EXTRACTS
The announcement that Jesus is the Son of God awaited another vessel. It is as if the Lord would say, Peter you have received this revelation from the Father; it is to be in your mind as a treasure in a treasury; you are to be enriched by it in your soul, and you are by it constituted a stone in the building, but when My time comes, I shall bring forward a vessel peculiarly fitted, to announce Me as the Son of God—and that servant was Paul. He was fitted in like manner, for he says, “God, who set me apart ... and called me by his grace, was pleased to reveal his Son in me, that I may announce him as glad tidings among the nations”, Galatians 1: 15, 16.
Now we have him who is fitted for the service—what was revealed in him he is to announce, “as glad tidings among the nations”—and this he did. His first preaching was that Jesus is the Son of God. He made no delay. The great testimony must be rendered, and he rendered it.
But then what a power the revelation of the Father would be in Peter’s soul as he stood up in Jerusalem, to know that the Messiah was no less than the Son of God—“the Son of the living God”; yea, that He was no less than God Himself!—“over all, God blessed for ever”. What a power that would be in the soul of Peter, in his service! But then, what also enhanced his service was this knowledge, that he and his fellow-servants, the apostles, had “believed and known” that Jesus was the Holy One of God. How that would enter into those hearts and ears at Jerusalem as he stood up on that day as the feast of Pentecost was running its course! He stood up, the Holy Spirit having come, and he called upon the men of Judaea and the inhabitants of Jerusalem to hearken to his words. “Hearken to my words”, he says; they were words of truth; they were gospel; they were holy words. There was no lightness in that address, no trivial stories told; they were solemn words, spoken in the power of the Holy Spirit—spoken in holiness, and they brought about conviction in the hearers. Used of God these words laid a foundation of holiness in souls. The gospel should hold the germ of everything that is to be afterwards built up in the believers soul.
J. Taylor (Vol. 39, pp.308, 309)
MWB It is not always seen that any action in any sphere of our life involves our brethren. Is that not the meaning of the fellowship?
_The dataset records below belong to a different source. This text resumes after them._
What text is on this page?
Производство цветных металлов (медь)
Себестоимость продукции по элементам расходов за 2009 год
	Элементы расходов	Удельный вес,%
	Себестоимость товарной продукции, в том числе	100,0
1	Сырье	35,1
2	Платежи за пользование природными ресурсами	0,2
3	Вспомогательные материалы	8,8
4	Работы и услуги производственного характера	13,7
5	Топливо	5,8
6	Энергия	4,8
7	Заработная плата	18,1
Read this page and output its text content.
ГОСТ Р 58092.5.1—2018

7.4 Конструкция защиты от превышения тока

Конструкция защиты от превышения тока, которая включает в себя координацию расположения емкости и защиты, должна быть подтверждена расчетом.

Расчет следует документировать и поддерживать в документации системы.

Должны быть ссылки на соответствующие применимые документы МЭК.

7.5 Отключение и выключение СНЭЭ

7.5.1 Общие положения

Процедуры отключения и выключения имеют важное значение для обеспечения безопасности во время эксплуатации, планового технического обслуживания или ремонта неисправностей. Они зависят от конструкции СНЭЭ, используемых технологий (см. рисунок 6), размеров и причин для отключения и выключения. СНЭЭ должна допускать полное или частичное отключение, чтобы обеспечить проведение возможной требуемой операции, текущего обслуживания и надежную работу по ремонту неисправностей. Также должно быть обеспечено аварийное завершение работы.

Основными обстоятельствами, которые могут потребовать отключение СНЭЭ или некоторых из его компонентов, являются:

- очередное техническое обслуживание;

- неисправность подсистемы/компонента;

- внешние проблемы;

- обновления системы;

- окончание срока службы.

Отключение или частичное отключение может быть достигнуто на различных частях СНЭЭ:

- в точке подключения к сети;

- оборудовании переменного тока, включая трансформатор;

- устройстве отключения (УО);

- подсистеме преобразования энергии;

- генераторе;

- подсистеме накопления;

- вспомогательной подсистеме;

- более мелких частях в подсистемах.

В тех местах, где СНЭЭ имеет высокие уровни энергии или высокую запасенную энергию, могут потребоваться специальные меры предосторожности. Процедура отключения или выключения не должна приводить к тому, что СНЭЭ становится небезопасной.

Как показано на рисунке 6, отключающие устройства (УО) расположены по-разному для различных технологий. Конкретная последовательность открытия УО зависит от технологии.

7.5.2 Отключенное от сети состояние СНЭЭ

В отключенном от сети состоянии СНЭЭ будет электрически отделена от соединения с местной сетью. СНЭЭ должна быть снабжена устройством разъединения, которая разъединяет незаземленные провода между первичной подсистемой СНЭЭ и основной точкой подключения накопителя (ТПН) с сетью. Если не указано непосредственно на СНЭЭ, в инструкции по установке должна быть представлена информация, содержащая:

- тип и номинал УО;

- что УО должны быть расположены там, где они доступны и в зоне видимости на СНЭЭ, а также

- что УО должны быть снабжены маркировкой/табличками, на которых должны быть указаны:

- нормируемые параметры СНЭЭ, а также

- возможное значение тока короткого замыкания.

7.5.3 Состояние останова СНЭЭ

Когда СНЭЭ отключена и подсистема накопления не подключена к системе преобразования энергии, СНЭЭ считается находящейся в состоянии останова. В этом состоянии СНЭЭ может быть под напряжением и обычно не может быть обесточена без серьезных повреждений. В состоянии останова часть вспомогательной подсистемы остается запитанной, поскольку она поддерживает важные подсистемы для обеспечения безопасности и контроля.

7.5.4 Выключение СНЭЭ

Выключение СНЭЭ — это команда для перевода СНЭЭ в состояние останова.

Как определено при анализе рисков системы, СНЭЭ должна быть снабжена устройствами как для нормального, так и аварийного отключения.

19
JT That is just the idea. We are joint partakers, and so, if someone has some particular view of the truth and carries it on apart from the brethren, it is a denial of the fellowship. It is not that we always see eye to eye in everything, but we are “using diligence to keep the unity of the Spirit in the uniting bond of peace”, Ephesians 4: 3. There is no lower standard than that. Then there is the “unity of the faith”; but if I take up a line of teaching which is regarded as unscriptural, and I persist in it, and refuse entreaties and exhortations and admonitions, well, I simply deny the fellowship, and, not only that, but, I am not hearing the assembly. One may say, Where is the assembly? But then, the light intended to govern it governs us. There are those who are walking in the light of the assembly, and the Lord is with them, and disregard of their entreaties and admonitions is simply that I am not hearing the assembly. That is the way the truth stands; to refuse it is an absolute denial of the principles of the fellowship.